Stein auf Stein - manche winzig klein, andere so mächtig, dass sie fast den Halt verlieren. Wie viele Menschen sahen den Mann mit Zopf am Leinritt schon Türme in die Regnitz stapeln: Türme, die mit ihm kommen, gehen und am nächsten Tag wieder neu entstehen. "Warum ich das mache? Vielleicht eine Form der Meditation", meint Johannes Haußner, der diesmal mit Tochter Tamara an den Fluss genommen ist.

Exemplar für Zweifler
"Feinste Hochstapelei" prangt auf dem Schild, das die Zehnjährige ans einzige Steinmännchen an Land stellt. "Ein Exemplar für Zweifler", sagt ihr Vater mit leisem Schmunzeln. Viele könnten eben kaum glauben, dass die einzelnen Segmente nichts als Haußners Gefühl für Balance und viel Geduld zusammenhält. "Wovon sich jeder selbst überzeugen kann, indem er einen Turm umtritt."

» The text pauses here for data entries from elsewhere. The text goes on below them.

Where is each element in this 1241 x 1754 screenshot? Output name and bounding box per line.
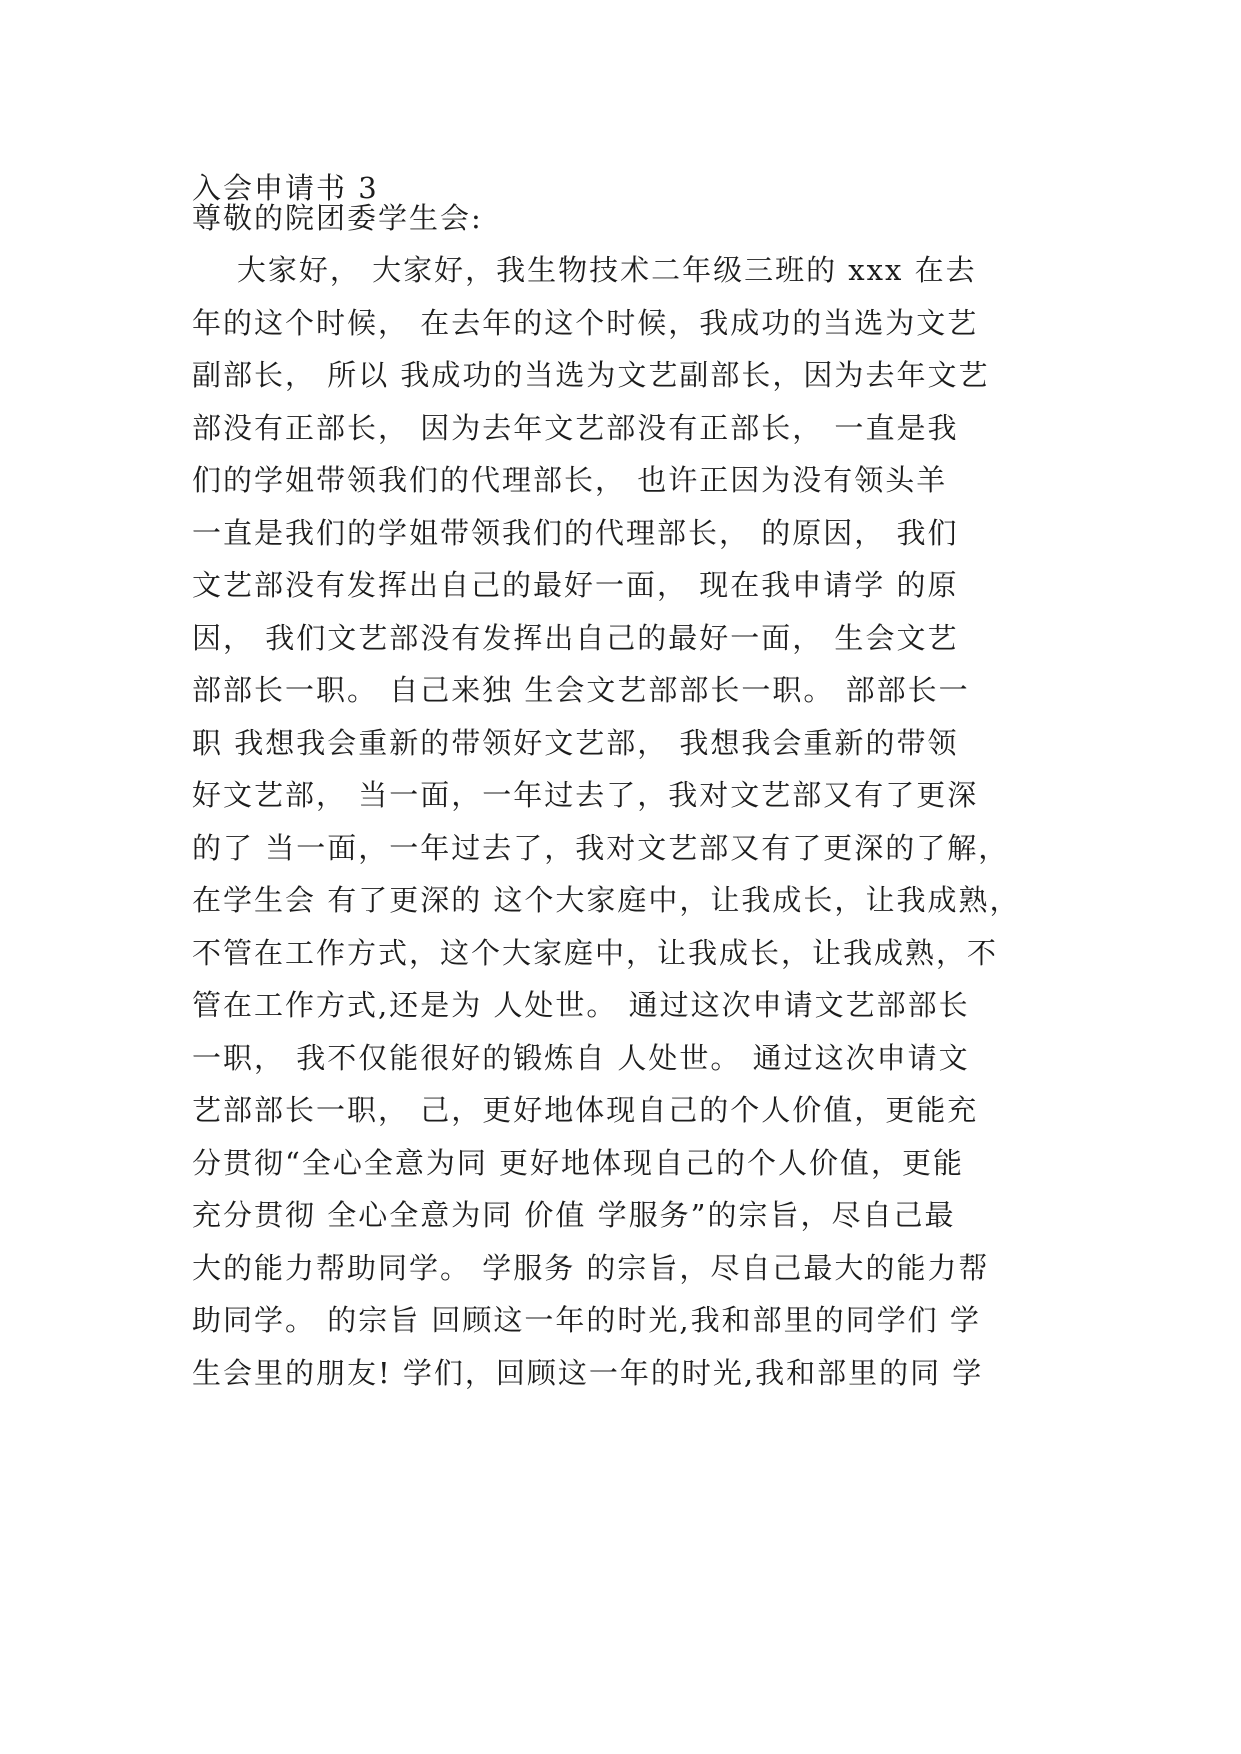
body-line: 充分贯彻 全心全意为同 价值 学服务”的宗旨，尽自己最 xyxy=(192,1198,956,1232)
body-line: 不管在工作方式，这个大家庭中，让我成长，让我成熟，不 xyxy=(192,935,999,970)
body-line: 分贯彻“全心全意为同 更好地体现自己的个人价值，更能 xyxy=(192,1145,965,1180)
body-line: 在学生会 有了更深的 这个大家庭中，让我成长，让我成熟， xyxy=(192,883,1021,917)
salutation: 尊敬的院团委学生会: xyxy=(192,201,483,235)
body-line: 文艺部没有发挥出自己的最好一面， 现在我申请学 的原 xyxy=(192,568,959,602)
body-line: 职 我想我会重新的带领好文艺部， 我想我会重新的带领 xyxy=(192,725,959,760)
body-line: 管在工作方式,还是为 人处世。 通过这次申请文艺部部长 xyxy=(192,988,970,1022)
body-line: 艺部部长一职， 己，更好地体现自己的个人价值，更能充 xyxy=(192,1093,979,1127)
body-line: 一直是我们的学姐带领我们的代理部长， 的原因， 我们 xyxy=(192,515,959,550)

Stimmengewirr. Eine Gruppe japanischer Touristen drängt ans Wasser. Stürmt den zuvor noch so idyllischen Stammplatz des 29-Jährigen. Starren, Staunen, Knipsen - weiter geht's in der üblichen Hektik, die die beiden Hochstapler unberührt lässt. "Angefangen hat alles erst vor einigen Wochen. Da saß ich abends mit Freunden am Wasser und begann gedankenverloren Steinmännchen zu bauen", erinnert sich Johannes Haußner. Immer aufwendiger wurden die Strukturen seither. "Umso schwieriger der Balanceakt, umso reizvoller." Jeden Nachmittag zieht's den Bamberger an den Leinritt: "Nur habe ich noch keine wirkliche Antwort darauf gefunden, warum."

Schutz vor Trollen
Passanten unternahmen sehr wohl Erklärungsversuche: "Demnach staple ich wie die Inuit, deren Türme auf bedeutsame Orte verweisen", so Haußner. Wegmarkierungen, religiöses Brauchtum, Kunst - aus unterschiedlichster Motivation heraus setzten Menschen vermutlich zu allen Zeiten mit Steinen Zeichen. Bis hin zu den Isländern, die sich mit Hilfe solcher Glücksbringer vor Trollen schützen wollen.

"Vielleicht ist es für mich doch eine Form der Meditation", meint der Bamberger Hochstapler. "Ich nehme einen Stein aus dem Fluss und versuche seinen Platz zwischen all den anderen zu finden. So entwickeln sich die Dinge wie von selbst. Und das Ergebnis überrascht mich letztendlich wohl am meisten."

Jeder sieht anderes in Haußners entstehenden und vergehenden Werken am Fluss. Für ihn selbst symbolisieren sie "Balance, Stabilität, Haltung - das, woran es vielen Menschen in der heutigen Zeit mangelt." Auch als freischaffender Künstler befasst sich der 29-Jährige mit philosophischen Themen - über Kohle- und Kreidezeichnungen, die anders sind als man auf den ersten Blick meint. "Ich deute Strukturen an, der Betrachter macht ein Bild daraus, das er so nie gesehen hat."

Der Befreiungsschrei
Im "Torjubel", Haußners Bild zur WM, könnte man Schmerz sehen. Dabei war's der Befreiungsschrei, den der Bamberger vor dem gewonnenen Endspiel vorwegnahm.